Jump to content
- --costfcn <f1[,f2[...]]>
- cost function for each trait:
- 0: \(C(x,y)=c_0\ x\)
- costs linear in own investment \(x\).
- 1: \(C(x,y)=c_0\ x+c_1\ x^2\)
- costs quadratic in own investment \(x\) (default).
- 2: \(C(x,y)=c_0 \sqrt{x}\)
- \(\sqrt{\ }\)-saturating costs for own investment \(x\)
- 3: \(C(x,y)=c_0 \ln(c_1\ x+1)\)
- \(\ln\)-saturating costs for own investment \(x\)
- 4: \(C(x,y)=c_0 (1-\exp(-c_1\ x))\)
- \(\exp\)-saturating costs for own investment \(x\)

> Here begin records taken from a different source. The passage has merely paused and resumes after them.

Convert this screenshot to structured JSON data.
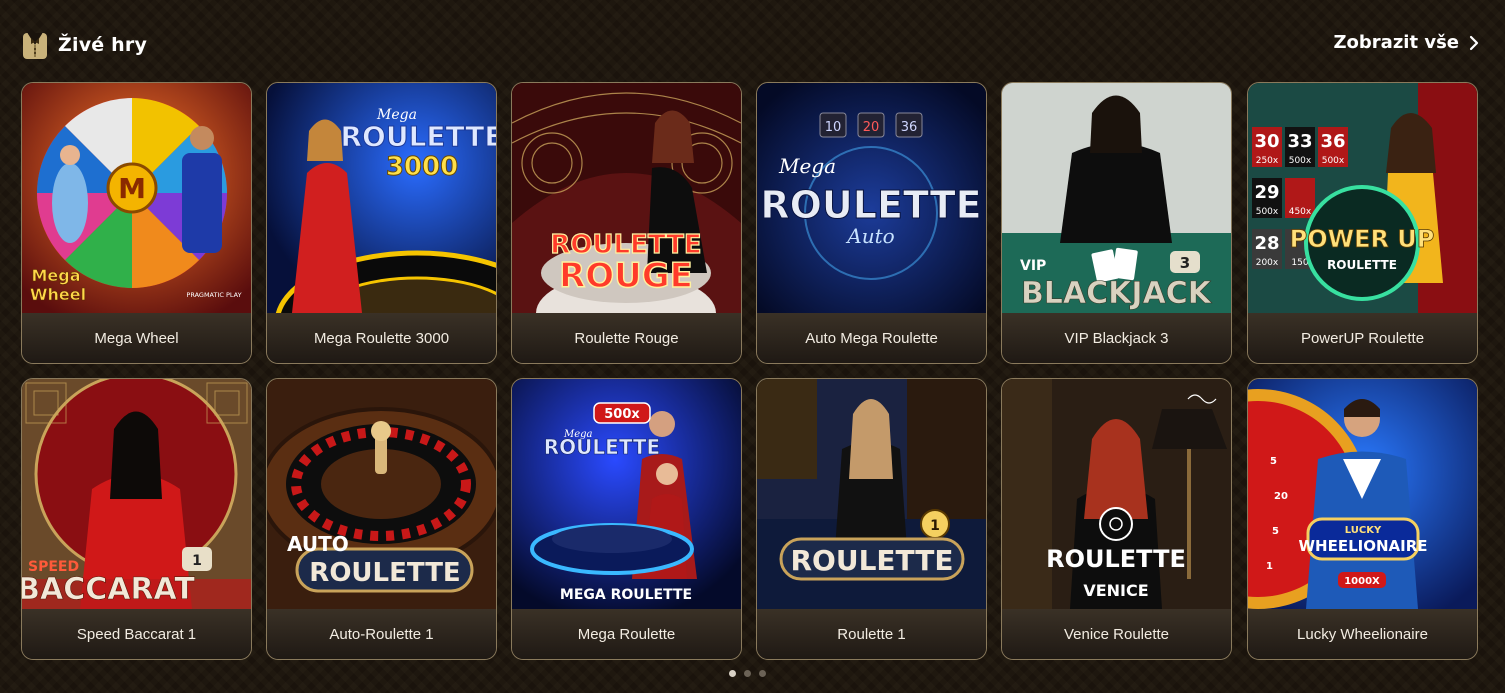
{
  "section": {
    "title": "Živé hry",
    "title_icon": "tuxedo-icon",
    "view_all_label": "Zobrazit vše",
    "view_all_icon": "chevron-right-icon"
  },
  "colors": {
    "background": "#1a130c",
    "card_border": "#8a7a5c",
    "caption_bg": "#2e261e",
    "text": "#ffffff",
    "dot_active": "#d9d2c6",
    "dot_inactive": "#6b6256"
  },
  "games": [
    {
      "name": "Mega Wheel",
      "logo": "Mega Wheel",
      "brand": "PRAGMATIC PLAY"
    },
    {
      "name": "Mega Roulette 3000",
      "logo_small": "Mega",
      "logo": "ROULETTE",
      "logo_sub": "3000"
    },
    {
      "name": "Roulette Rouge",
      "logo": "ROULETTE",
      "logo_sub": "ROUGE"
    },
    {
      "name": "Auto Mega Roulette",
      "logo_small": "Mega",
      "logo": "ROULETTE",
      "logo_sub": "Auto",
      "numbers": [
        "10",
        "20",
        "36"
      ]
    },
    {
      "name": "VIP Blackjack 3",
      "logo_small": "VIP",
      "logo": "BLACKJACK",
      "badge": "3"
    },
    {
      "name": "PowerUP Roulette",
      "logo": "POWER UP",
      "logo_sub": "ROULETTE",
      "numbers": [
        "30",
        "33",
        "36",
        "29",
        "28"
      ],
      "multipliers": [
        "250x",
        "500x",
        "500x",
        "500x",
        "450x",
        "200x",
        "150"
      ]
    },
    {
      "name": "Speed Baccarat 1",
      "logo_small": "SPEED",
      "logo": "BACCARAT",
      "badge": "1"
    },
    {
      "name": "Auto-Roulette 1",
      "logo_small": "AUTO",
      "logo": "ROULETTE"
    },
    {
      "name": "Mega Roulette",
      "logo_small": "Mega",
      "logo": "ROULETTE",
      "logo_sub": "MEGA ROULETTE",
      "badge": "500x"
    },
    {
      "name": "Roulette 1",
      "logo": "ROULETTE",
      "badge": "1"
    },
    {
      "name": "Venice Roulette",
      "logo": "ROULETTE",
      "logo_sub": "VENICE"
    },
    {
      "name": "Lucky Wheelionaire",
      "logo_small": "LUCKY",
      "logo": "WHEELIONAIRE",
      "badge": "1000X"
    }
  ],
  "pagination": {
    "pages": 3,
    "active": 1
  }
}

- 10: \(C(x,y)=c_0 (x+y)\)
- costs linear in joint investments \(x+y\).
- 11: \(C(x,y)=c_0 (x+y)+c_1\ (x+y)^2\)
- costs quadratic in joint investments \(x+y\).

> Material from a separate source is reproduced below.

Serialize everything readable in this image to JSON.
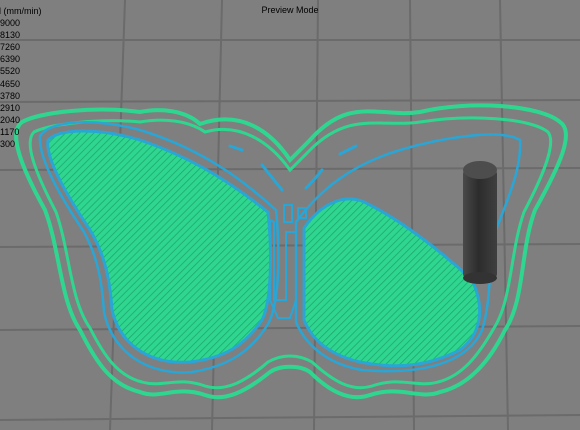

- 12: \(C(x,y)=c_0 (x+y)+c_1\ (x+y)^2+c_2\ (x+y)^3\)
- costs cubic in joint investments \(x+y\).
- 13: \(C(x,y)=c_0 (x+y)+c_1\ (x+y)^2+c_2\ (x+y)^3+c_3\ (x+y)^4\)
- costs quartic in joint investments \(x+y\).
- 20: \(C(x,y)=c_0 x+c_1\ y+c_2\ x\ y\)
- costs linear in investments \(x\) and \(y\) as well as cross term \(x\,y\).
- --costparams <c0>[,<c1>[...[;<c'0>[,<c'1>[...]]]]]
- parameters \(c_i\) for cost function of each trait.
-